Le député Hafedh Zouari en lice

L’un d’eux, Hafedh Zouari, par ailleurs fervent avocat des causes chères à ses électeurs de la circonscription, n’a pas caché son irritation de la façon dont le dossier de la margine a été examiné  lors de la visite du ministre de l’Environnement, dont un seul volet a été  abordé alors que le second et le plus important a été littéralement ignoré.

Il a souligné la très grande importance qu’il y a lieu d’attacher au soutien à apporter à l’investisseur pour le développement de son projet par la valorisation  de la margine et de ses dérivés qui ont une valeur ajoutée certaine tels que les fertilisants, les aliments pour bétail et le carburant, de même qu’il a mis l’accent sur l’urgence de lui fournir tout l’appui nécessaire en termes de recherche, de logistique et de concours financiers dans le cadre des avantages stipulés par la loi aux fins de la modernisation du projet en les étendant aux autres investisseurs désireux d’en faire autant.

Dans le même temps, Hafedh Zouari n’a pas manqué de souligner la nécessité impérieuse de garantir aux 60 000 citoyens de la région ainsi qu’aux générations futures, aux agriculteurs et aux riverains, le droit à un environnement sain et à être sauvés d’une catastrophe écologique certaine  dont les effets sont massivement visibles dans le vécu et le quotidien du citoyen qu’il soit agriculteur, investisseur ou simple citoyen. Et ceci devrait se faire à travers la mise en place d’alternatives dans des délais raisonnables pour ce bassin, source de dangereuses nuisances non seulement pour les êtres humains mais aussi pour les ressources naturelles, y compris la végétation, le sol et la nappe phréatique.

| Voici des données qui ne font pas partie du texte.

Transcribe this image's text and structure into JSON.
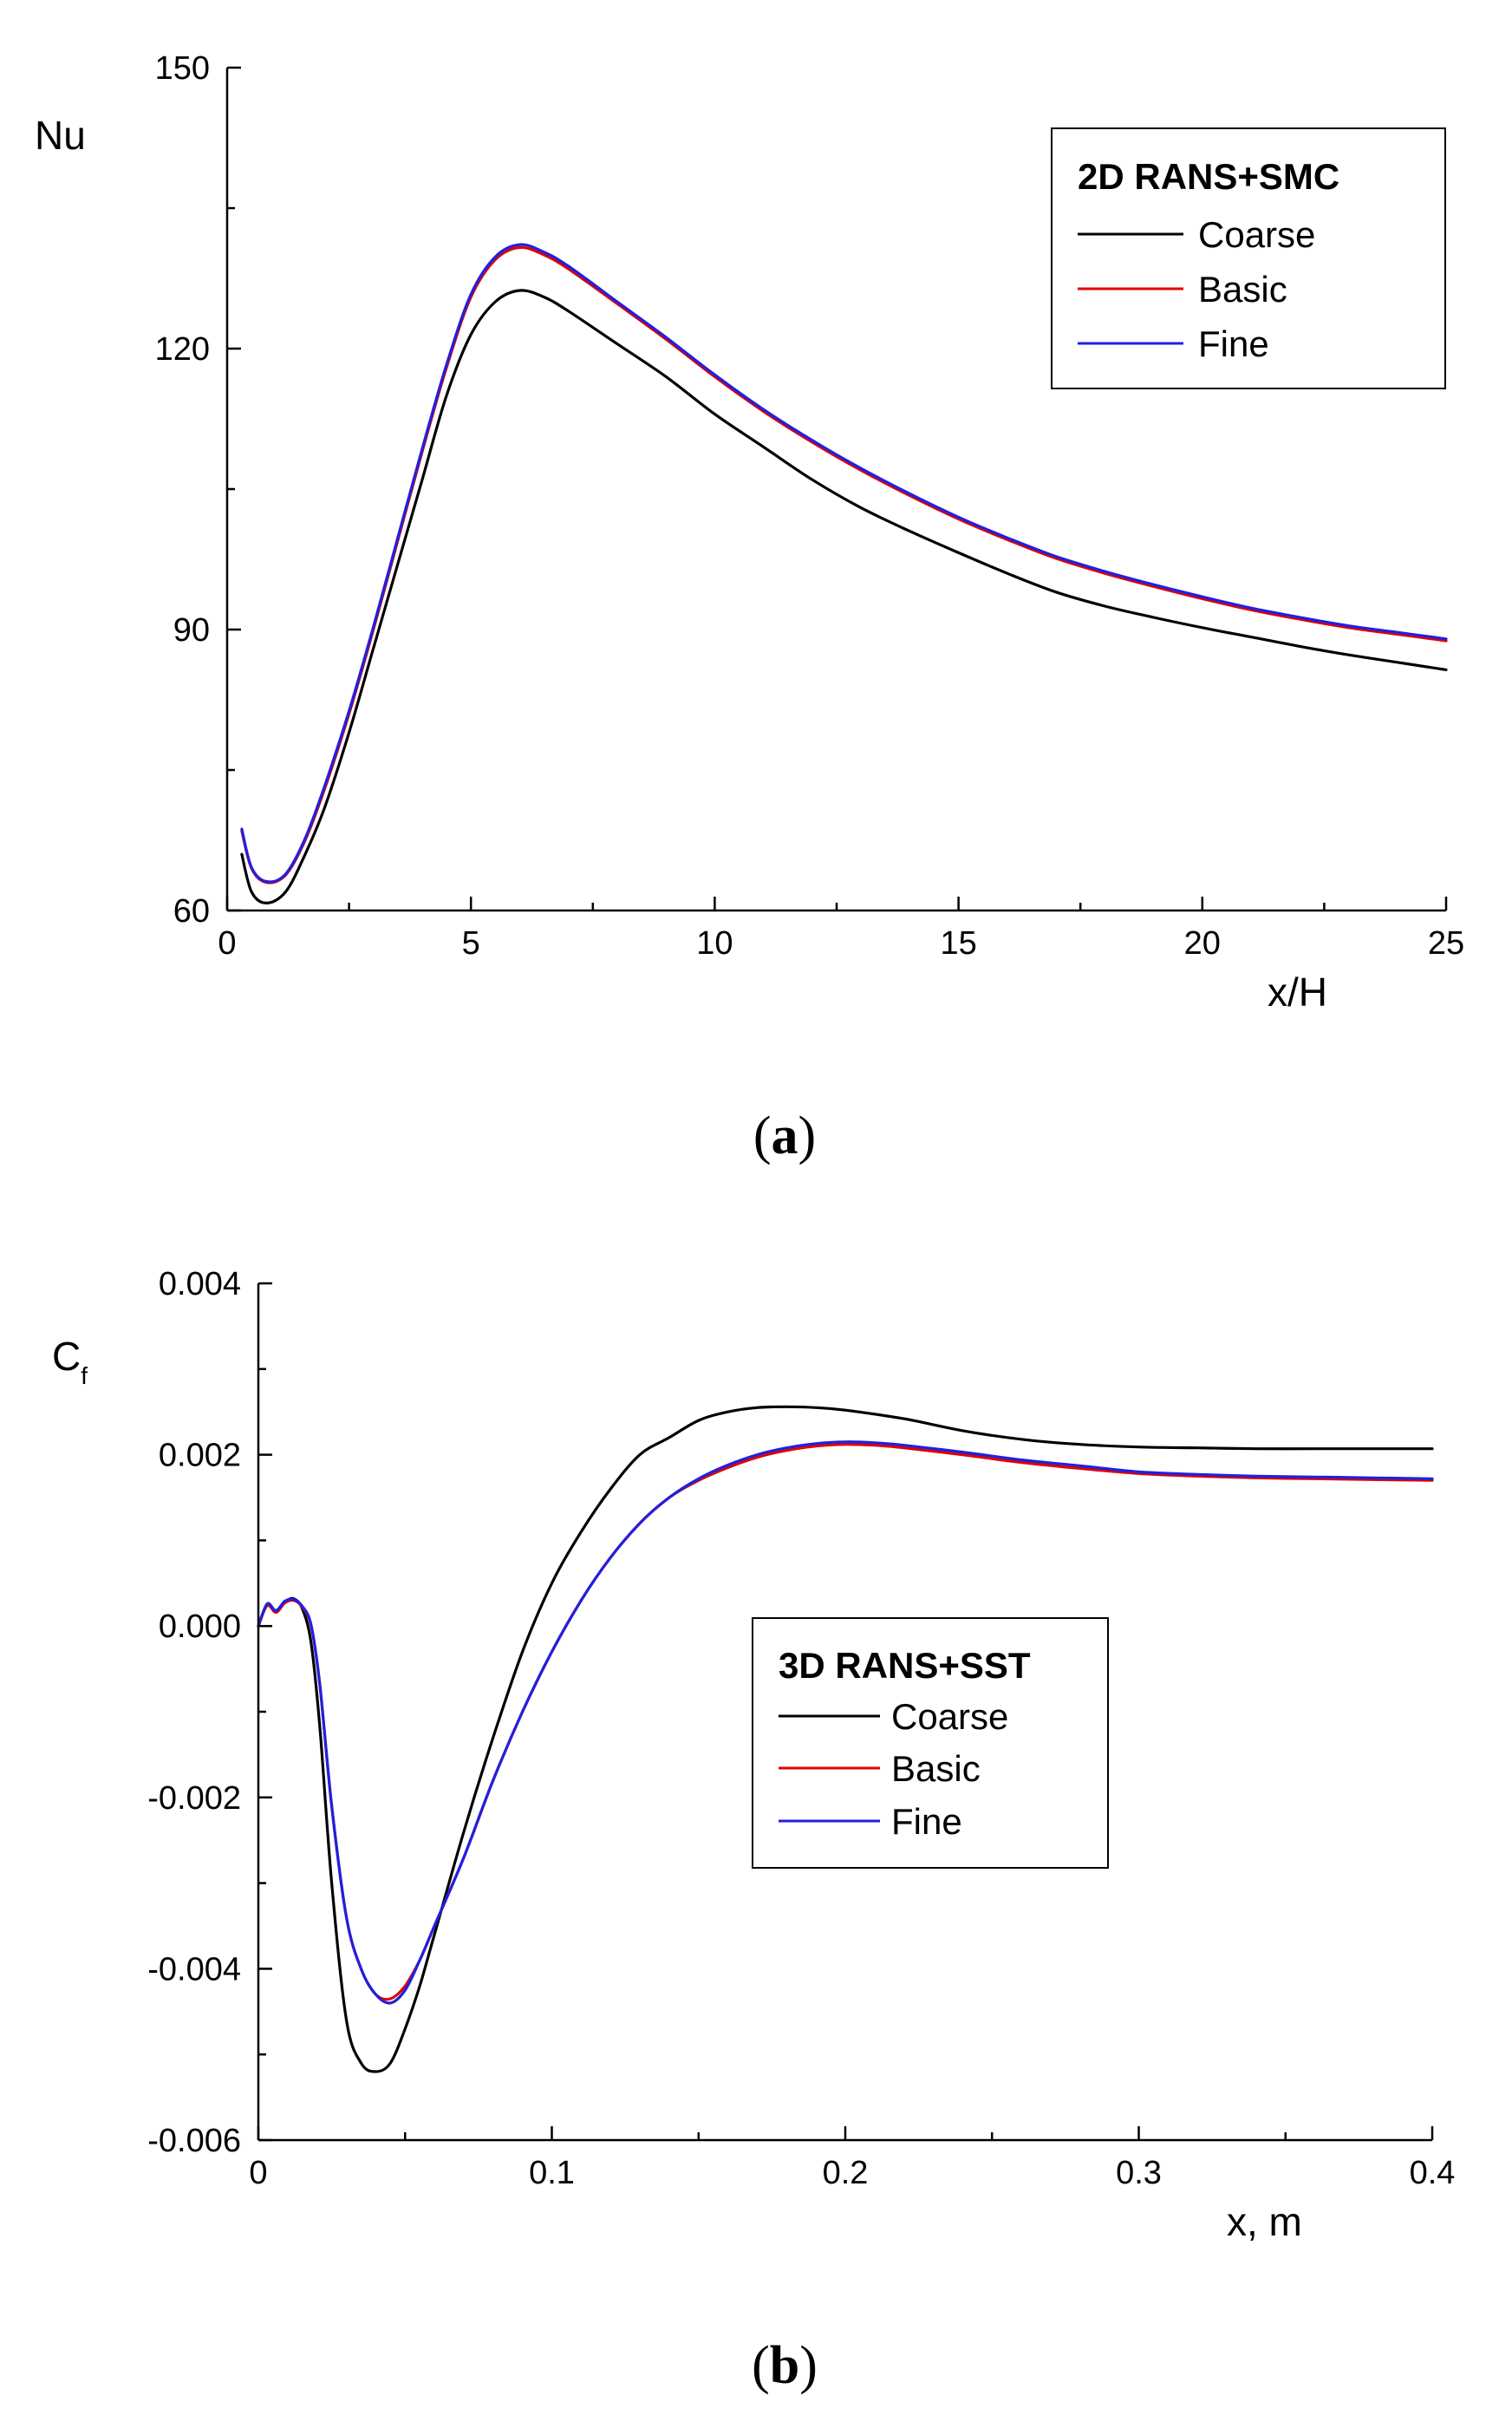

Le député a exprimé sa compréhension pour les dissensions entre certains citoyens au sujet du bassin de margine, s’engageant à un surcroît d’efforts de coordination avec les autorités régionales et nationales en particulier en vue d’arriver à une solution radicale et satisfaisante au problème.

Il a indiqué que la ville de Kalaa Kébira  est aux prises avec de nombreux dossiers brûlants en rapport avec la situation environnementale détériorée, précisant que des cités entières sont privées des commodités de base minima, notamment l’assainissement, alors que d’autres souffrent de manque d’entretien et d’infrastructures vitales telles que la protection de la ville contre les inondations, affirmant la nécessité de consentir des efforts supplémentaires pour pallier ces carences, même relativement. Il a, à cet égard, assuré que tout est mis en œuvre pour mettre fin à l’enclavement et à l’asphyxie de la ville, assaillie de toutes parts et dans l’impossibilité de disposer des moyens de s’assurer un développement normal.